"Finally, with Ivan Eland's Eleven Presidents we have the much-needed book that deals directly with what Gary Gregg calls the 'cult of the presidency'--the obsession with the notion that Presidents can solve all of our problems from the White House by just raising the debt ceiling over and over again. The constant overpromising of Presidents and presidential candidates has enshrined the panacea of government deliverance from all of our problems. Or what William F. Buckley, Jr., in addressing Lyndon Johnson's Great Society, called 'the myth of salvation by brick and mortar.' Eleven Presidents examines the counterpoint to the notion that Presidents can stop the rise of the oceans with the assertion that presidents can return to limited government. Bill Clinton asserted in a State of the Union address that 'the era of big government, as we've known it, is over,' but since then the national debt has gone up by trillions, not merely hundreds of billions, of dollars. Reagan truly believed that the size and scope of the federal government could be scaled back, but then he proceeded to let stand the new Department of Education despite promising to abolish it.
Similarly, George W. Bush promised not to engage in 'nation-building' but then proceeded to enter into one of the nation's most grandiose nation building projects in history with the war in Iraq.

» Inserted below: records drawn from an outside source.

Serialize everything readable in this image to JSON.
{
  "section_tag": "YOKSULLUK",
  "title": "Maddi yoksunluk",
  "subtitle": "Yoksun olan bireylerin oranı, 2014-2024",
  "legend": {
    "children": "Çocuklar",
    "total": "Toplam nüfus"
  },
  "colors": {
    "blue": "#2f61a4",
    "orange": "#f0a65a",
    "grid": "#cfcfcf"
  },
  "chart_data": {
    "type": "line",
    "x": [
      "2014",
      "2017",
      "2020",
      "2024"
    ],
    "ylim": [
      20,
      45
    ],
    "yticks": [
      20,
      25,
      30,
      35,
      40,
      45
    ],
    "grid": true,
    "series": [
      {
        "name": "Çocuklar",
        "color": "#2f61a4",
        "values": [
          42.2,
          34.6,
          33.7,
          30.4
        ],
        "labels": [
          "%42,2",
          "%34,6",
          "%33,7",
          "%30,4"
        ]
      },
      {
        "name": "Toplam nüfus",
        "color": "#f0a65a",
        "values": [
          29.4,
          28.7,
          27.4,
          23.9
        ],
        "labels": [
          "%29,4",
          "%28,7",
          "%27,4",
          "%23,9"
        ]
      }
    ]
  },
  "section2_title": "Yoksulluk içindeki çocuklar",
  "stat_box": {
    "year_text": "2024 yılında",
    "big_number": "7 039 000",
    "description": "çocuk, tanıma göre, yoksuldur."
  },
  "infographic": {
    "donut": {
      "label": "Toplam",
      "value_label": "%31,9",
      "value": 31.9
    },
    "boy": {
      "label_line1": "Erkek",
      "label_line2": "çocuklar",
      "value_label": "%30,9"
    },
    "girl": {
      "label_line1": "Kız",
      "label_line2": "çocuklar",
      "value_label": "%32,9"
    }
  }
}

The great promise to return to limited government, as Elands demonstrates, has met with little success. Republican presidents far outnumber Democrats in the promise of a return to limited government, but their rhetoric has far outweighed the reality of their accomplishments. This book is sobering and enlightening in showing the gap between the mostly Republican promise of limited government and the seemingly inexorable march toward the Leviathan state. The book is a welcome addition to the literature on the presidency. It reminds the reader of William Howard Taft's words: 'The President cannot make clouds rain or crops grow.' We can add to the list, that presidents, for the most part, seem incapable of scaling back the growth of the federal government and returning to some semblance of constitutional restraint.
" -- Phillip G. H enderson, Professor of Politics, Catholic University of America; author, Managing the Presidency: The Eisenhower Legacy-From Kennedy to Reagan ; editor, The Presidency Then and Now.